Tous les végétaux continuent à fleurir même en l’absence de taille. Ceux qui perdent de leur intérêt lié à
la floraison sont rarement des espèces types, mais
presque toujours des cultivars nains, dépourvus
d’acrotonie et de rameaux médians : ils finissent étouffés par leur basitonie.

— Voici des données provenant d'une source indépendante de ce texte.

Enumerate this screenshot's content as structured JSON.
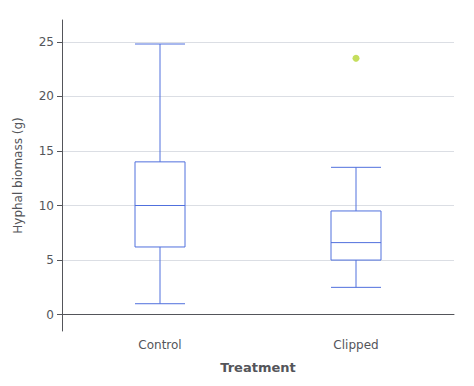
{
  "chart_data": {
    "type": "boxplot",
    "categories": [
      "Control",
      "Clipped"
    ],
    "values": [
      {
        "low": 1.0,
        "q1": 6.2,
        "median": 10.0,
        "q3": 14.0,
        "high": 24.8
      },
      {
        "low": 2.5,
        "q1": 5.0,
        "median": 6.6,
        "q3": 9.5,
        "high": 13.5
      }
    ],
    "outliers": [
      [],
      [
        23.5
      ]
    ],
    "xlabel": "Treatment",
    "ylabel": "Hyphal biomass (g)",
    "ylim": [
      -1.5,
      27
    ],
    "yticks": [
      0,
      5,
      10,
      15,
      20,
      25
    ],
    "grid": true
  }
}
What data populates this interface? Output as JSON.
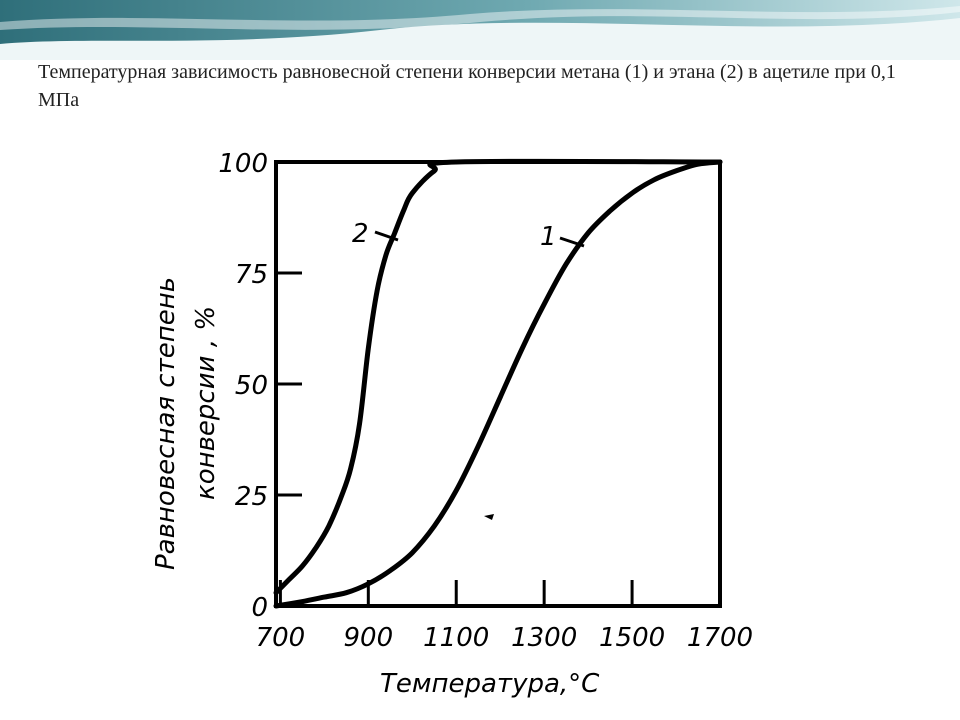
{
  "slide": {
    "title": "Температурная зависимость равновесной степени конверсии метана (1) и этана (2) в ацетиле при 0,1 МПа"
  },
  "colors": {
    "banner_dark": "#2f6f7a",
    "banner_light": "#cfe7ea",
    "ink": "#000000"
  },
  "chart_data": {
    "type": "line",
    "title": "",
    "xlabel": "Температура,°С",
    "ylabel_line1": "Равновесная степень",
    "ylabel_line2": "конверсии , %",
    "xlim": [
      690,
      1700
    ],
    "ylim": [
      0,
      100
    ],
    "xticks": [
      700,
      900,
      1100,
      1300,
      1500,
      1700
    ],
    "yticks": [
      0,
      25,
      50,
      75,
      100
    ],
    "grid": false,
    "series": [
      {
        "name": "1",
        "x": [
          690,
          750,
          800,
          850,
          900,
          950,
          1000,
          1050,
          1100,
          1150,
          1200,
          1250,
          1300,
          1350,
          1400,
          1450,
          1500,
          1550,
          1600,
          1650,
          1700
        ],
        "y": [
          0,
          1,
          2,
          3,
          5,
          8,
          12,
          18,
          26,
          36,
          47,
          58,
          68,
          77,
          84,
          89,
          93,
          96,
          98,
          99.5,
          100
        ]
      },
      {
        "name": "2",
        "x": [
          690,
          720,
          750,
          780,
          810,
          840,
          860,
          880,
          900,
          920,
          940,
          960,
          980,
          1000,
          1050,
          1100,
          1700
        ],
        "y": [
          3,
          6,
          9,
          13,
          18,
          25,
          31,
          41,
          58,
          71,
          79,
          84,
          89,
          93,
          98,
          100,
          100
        ]
      }
    ]
  }
}
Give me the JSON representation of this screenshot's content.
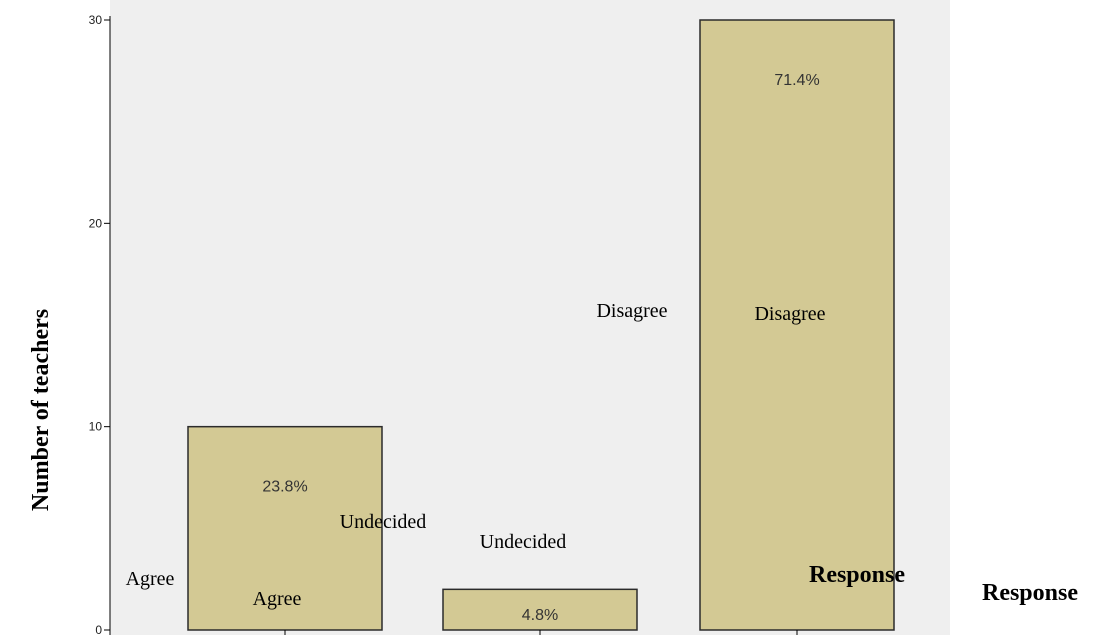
{
  "chart_data": {
    "type": "bar",
    "categories": [
      "Agree",
      "Undecided",
      "Disagree"
    ],
    "values": [
      10,
      2,
      30
    ],
    "percent_labels": [
      "23.8%",
      "4.8%",
      "71.4%"
    ],
    "ylabel": "Number of teachers",
    "xlabel": "Response",
    "ylim": [
      0,
      30
    ],
    "yticks": [
      0,
      10,
      20,
      30
    ],
    "grid": false,
    "colors": {
      "bar_fill": "#d3c994",
      "bar_stroke": "#2b2b2b",
      "plot_bg": "#efefef"
    },
    "stray_labels": [
      "Agree",
      "Undecided",
      "Disagree",
      "Response"
    ]
  }
}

De nombreux arbustes acrotones seront d’autant plus
aptes à fleurir que leur vigueur baissera. Aucune taille
ne pourra alors favoriser leur floraison. C’est notamment le cas de Cornus mas (qui ne fleurit que sur les
bois âgés et un petit peu sur la base des bois d’un an),
de Viburnum x bodnantense (qui ne fleurit au mieux
que sur l’extrémité des rameaux d’un an, quelle que
soit leur longueur), de Cercis siliquastrum… Si une
intervention est cependant nécessaire, elle devra
être de faible importance et parfaitement raisonnée,
par diminution sur relais potentiels ou éclaircie sur
souche occasionnelle quand une basitonie existe (cas
du Viburnum x bodnantense).
Rapport entre taille des arbustes
et dimension des inflorescences
Certains arbustes ont des inflorescences groupées
d’autant plus longues (Lagerstroemia, Hydrangea
paniculata, Syringa vulgaris…) ou d’autant plus larges
(spirées « d’été », Hydrangea arborescens...) qu’ils sont
vigoureux. En revanche, la dimension des fleurs composant ces inflorescences reste a priori inchangée ou,
du moins, ne varie pas dans les mêmes proportions
que celle des inflorescences.
La taille des arbustes dont la floraison est individuelle
ne varie sensiblement pas, qu’une taille soit effectuée
ou non (Hibiscus…).
Et pour les arbres ?
Comme le jardinier, l’arboriste peut vouloir, dans certains espaces arborés, combiner tailles architecturées
sur charpente structurée et bénéfice de la floraison.
Ainsi, Lagerstroemia, Koelreuteria, Sophora... peuvent
fleurir malgré des tailles de réduction sur prolongement voire même sur têtes de chat, les fleurs se développant sur les pousses de l’année.